# Co2 setup help



## Gilly420link (Mar 12, 2012)

Hello all i current have a 55g planted tank it’s on the lower side of plants. I have a good light and run a tropica co2 nano kit but want to switch to a bottle setup. Wondering if anyone can point me in the right direction for tank and regulator and maybe links to Amazon for what they bought. Also heard someone say you can get electrical regulators so co2 isn’t pumping at night? And help is greatly appreciated!


----------



## CRS Fan (Apr 21, 2010)

With pressurized CO2, most aquarist use a timer and solenoid to regulate CO2 during their photoperiod. With pressurized CO2, I highly recommend going with the best regulator you can afford. However, in my early days, I used the Milwaukee 957 regulator with good results. Depending on your diffuser type, you may want to go with a Fasco/Tapright regulator, BUT you’ll have to buy a bubble counter, solenoid, and needle valve separately. As far as local vendors, I would suggest J&L for best pricing (they also sell CO2 tanks).

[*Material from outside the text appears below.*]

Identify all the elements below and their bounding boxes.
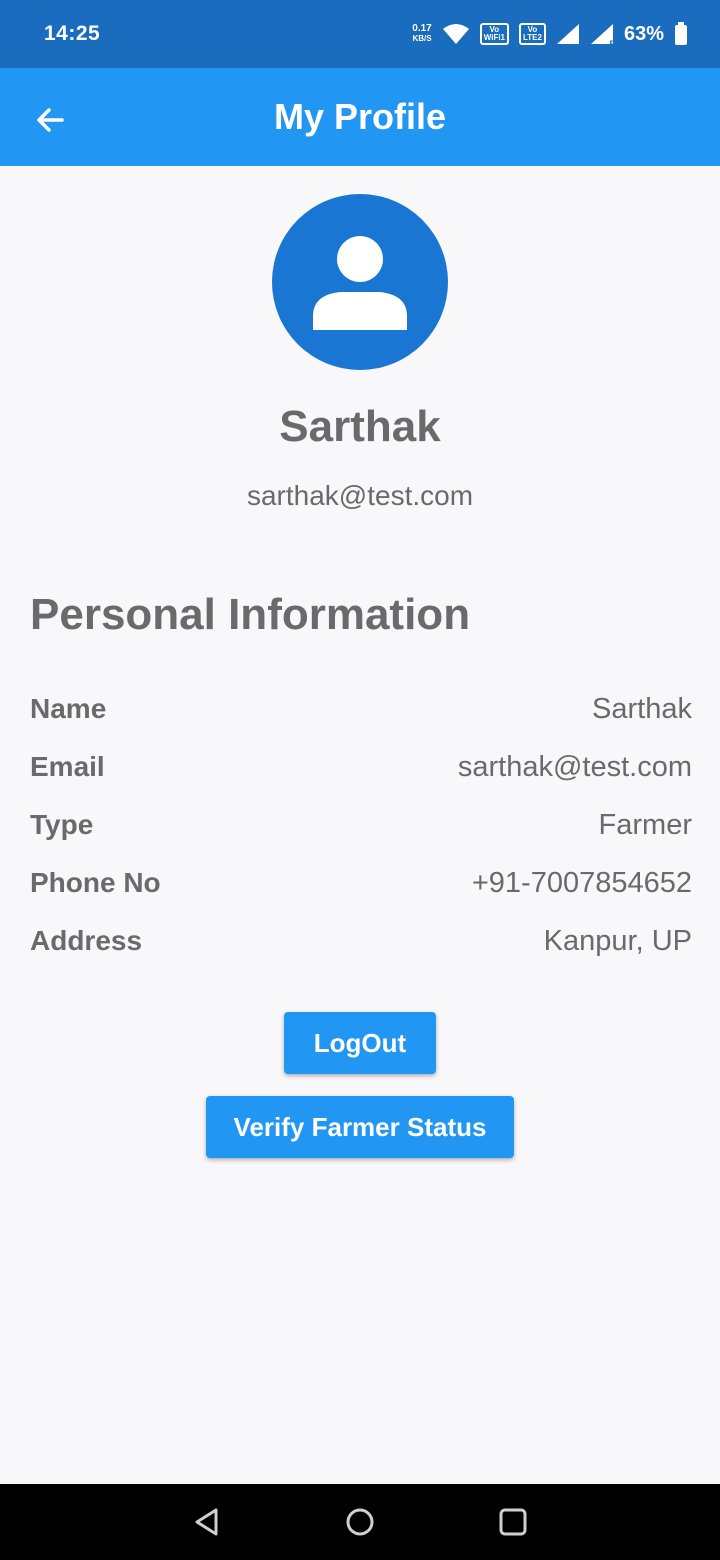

As far as electronic regulators go, the only one I know of, is the Carbon Doser branded one. They are very good (according to reviews) but very pricey.

I hope this is helpful.

Best regards,

Stuart


----------



## Gilly420link (Mar 12, 2012)

Thank you very much Stuart! Will be looking into those brands!


----------



## CRS Fan (Apr 21, 2010)

You can also contact RAD Aquatics. They sell the CO2 Art branded ones (CO2Art Pro-SE Series Dual Stage Aquarium CO2 Regulator).

Best regards,

Stuart


----------



## Gilly420link (Mar 12, 2012)

CRS Fan said:


> You can also contact RAD Aquatics. They sell the CO2 Art branded ones (CO2Art Pro-SE Series Dual Stage Aquarium CO2 Regulator).
> 
> Best regards,
> 
> Stuart


Wow that’s not a bad price think I’ll go this route! 

Thanks again Stuart!


----------